Jimmy salió de su ensoñación, un tanto sorprendido.
– ¿Qué has dicho?
– He dicho: ¿le pasa algo, señor Jewel?
Jimmy sonrió. En todos los años desde que lo conocía, Earle no le habría preguntado más de dos o tres veces algo de carácter mínimamente personal. Y ahora allí estaba, con semblante preocupado, y sólo minutos después de declarar que expondría su vida por su jefe. A ese paso, acabarían reservando una iglesia para la boda y trasladándose a Ogunquit, o Hallowell, o algún otro sitio donde pendiesen de las ventanas demasiadas banderas con los colores del arco iris.
– Gracias por preguntar, Earle. No pasa nada. Es sólo que estoy dándole vueltas a la manera de resolver cierto asunto. Pero cuando la haya encontrado, es posible que te pida ayuda.

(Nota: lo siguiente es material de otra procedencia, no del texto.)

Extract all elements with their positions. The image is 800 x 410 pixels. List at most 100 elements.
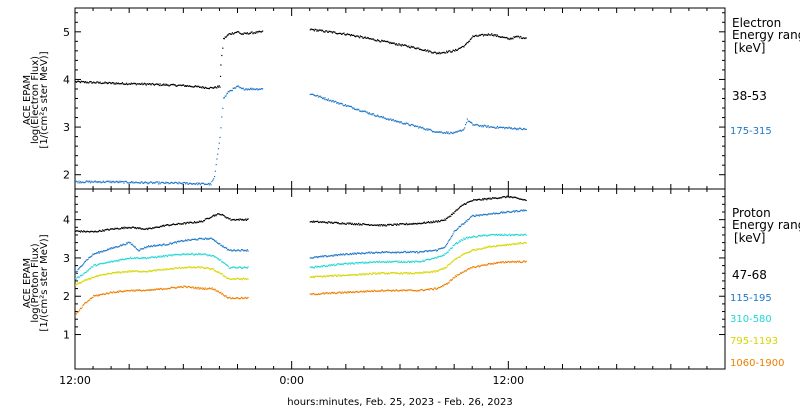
proton-point [158,255,160,257]
electron-point [318,95,320,98]
proton-point [127,258,129,260]
proton-point [473,235,476,237]
electron-point [162,84,164,86]
electron-point [336,33,338,35]
proton-point [505,234,507,236]
proton-point [419,271,421,273]
proton-point [339,263,341,265]
proton-point [430,258,432,260]
proton-point [166,256,169,258]
electron-point [187,85,189,87]
proton-point [484,246,486,248]
proton-point [199,253,201,255]
electron-point [386,118,388,120]
proton-point [166,268,169,270]
electron-point [423,49,425,51]
electron-point [224,36,226,38]
proton-point [100,251,102,253]
proton-point [108,248,110,250]
electron-point [379,116,381,118]
proton-point [210,237,212,239]
proton-point [457,208,459,210]
electron-point [327,99,329,101]
proton-point [84,231,86,233]
proton-point [394,223,396,225]
proton-point [309,293,311,295]
electron-point [315,29,317,31]
electron-point [228,33,230,35]
proton-point [365,224,367,226]
electron-point [165,181,167,183]
proton-point [102,230,105,232]
electron-point [245,88,248,90]
proton-point [118,272,120,274]
proton-point [164,255,166,257]
proton-point [81,306,83,308]
proton-point [415,250,417,253]
proton-point [463,271,465,273]
proton-point [172,254,174,256]
proton-point [358,274,360,276]
proton-point [336,254,338,256]
proton-point [360,253,362,255]
proton-point [363,223,365,225]
proton-point [378,260,380,262]
proton-point [400,272,402,274]
electron-point [176,182,178,184]
proton-point [93,276,96,278]
proton-point [362,252,364,254]
proton-point [95,253,97,255]
proton-point [503,212,505,214]
electron-point [225,36,227,38]
proton-point [327,265,329,267]
proton-point [387,251,389,253]
proton-point [102,293,105,295]
proton-point [135,248,137,250]
proton-point [224,262,226,264]
electron-point [494,35,496,37]
proton-point [412,223,414,225]
proton-point [98,263,100,265]
electron-point [167,182,169,184]
proton-point [96,294,98,296]
proton-point [139,249,141,252]
proton-point [436,220,438,222]
electron-point [200,183,202,185]
proton-point [244,278,246,280]
proton-point [148,257,151,259]
proton-point [157,288,159,291]
proton-point [192,222,194,224]
proton-point [187,221,189,223]
proton-point [437,220,439,222]
proton-point [159,256,161,258]
electron-point [458,130,460,132]
proton-point [514,243,517,245]
electron-point [449,50,451,52]
proton-point [356,252,358,254]
proton-point [130,271,132,273]
proton-point [94,295,96,297]
proton-point [398,273,400,275]
proton-point [519,242,521,244]
proton-point [311,257,313,259]
proton-point [144,228,146,230]
proton-point [321,265,323,267]
proton-point [353,253,355,255]
electron-point [130,181,132,183]
proton-point [337,274,339,276]
electron-point [182,84,184,86]
proton-point [170,242,172,244]
electron-point [153,84,155,86]
proton-point [119,271,121,273]
proton-point [139,227,141,229]
proton-point [100,293,102,295]
proton-point [327,292,329,294]
electron-point [213,178,215,180]
proton-point [245,278,247,280]
proton-point [135,289,137,291]
proton-point [427,221,430,223]
proton-point [413,222,415,224]
proton-point [225,246,227,249]
proton-point [497,197,499,199]
proton-point [433,270,435,272]
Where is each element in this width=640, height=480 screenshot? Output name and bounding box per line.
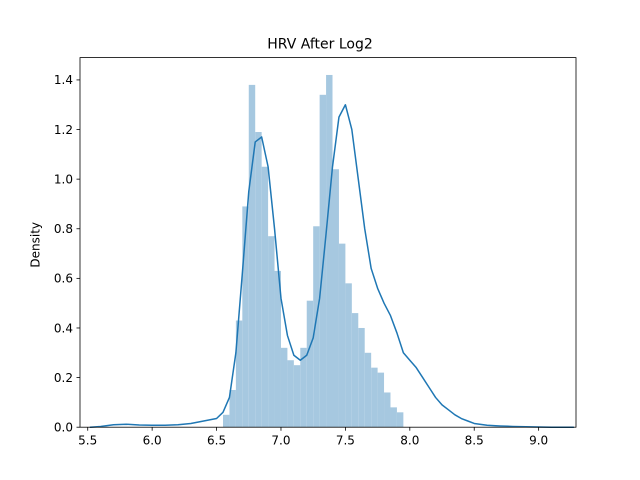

Earle se mostró aliviado. Había estado más cerca que nunca de expresar su afecto por el señor Jewel, y no sabía si podría hacer frente a mucha más intimidad. Se alejó pesadamente para tirar la caja aplastada a la pila de reciclaje, y dejó a solas a Jimmy. Este sacó una serie de fotografías de debajo del periódico y examinó una vez más las imágenes de los sellos con piedras incrustadas. Las gemas por sí solas valían una fortuna, pero unidas a los propios objetos… En fin, Jimmy no concebía siquiera cuánto podía llegar a pagar por aquello la persona indicada.
Ahora Jimmy sabía que Tobias y sus compinches no se dedicaban al contrabando de droga: se dedicaban al contrabando de antigüedades. Se preguntó qué otros objetos afines a ésos podían obrar en su poder. Se había pasado el día intentando ver el asunto desde todas las perspectivas, estudiando la manera de beneficiarse de lo que había descubierto y al mismo tiempo ampliar su información. Sólo lamentaba que Rojas estuviese involucrado. El mexicano había dejado caer que pretendía vender parte de las gemas y el oro, prometiendo a Jimmy una comisión del veinte por ciento en concepto de honorarios de descubridor, como si Jimmy no fuese más que un paleto a quien podía quitarse de encima con calderilla. Rojas no veía las cosas en su conjunto. El problema era que Jimmy tampoco, pero Rojas, a diferencia de él, no estaba dispuesto a esperar a que por fin se les mostrase una visión panorámica.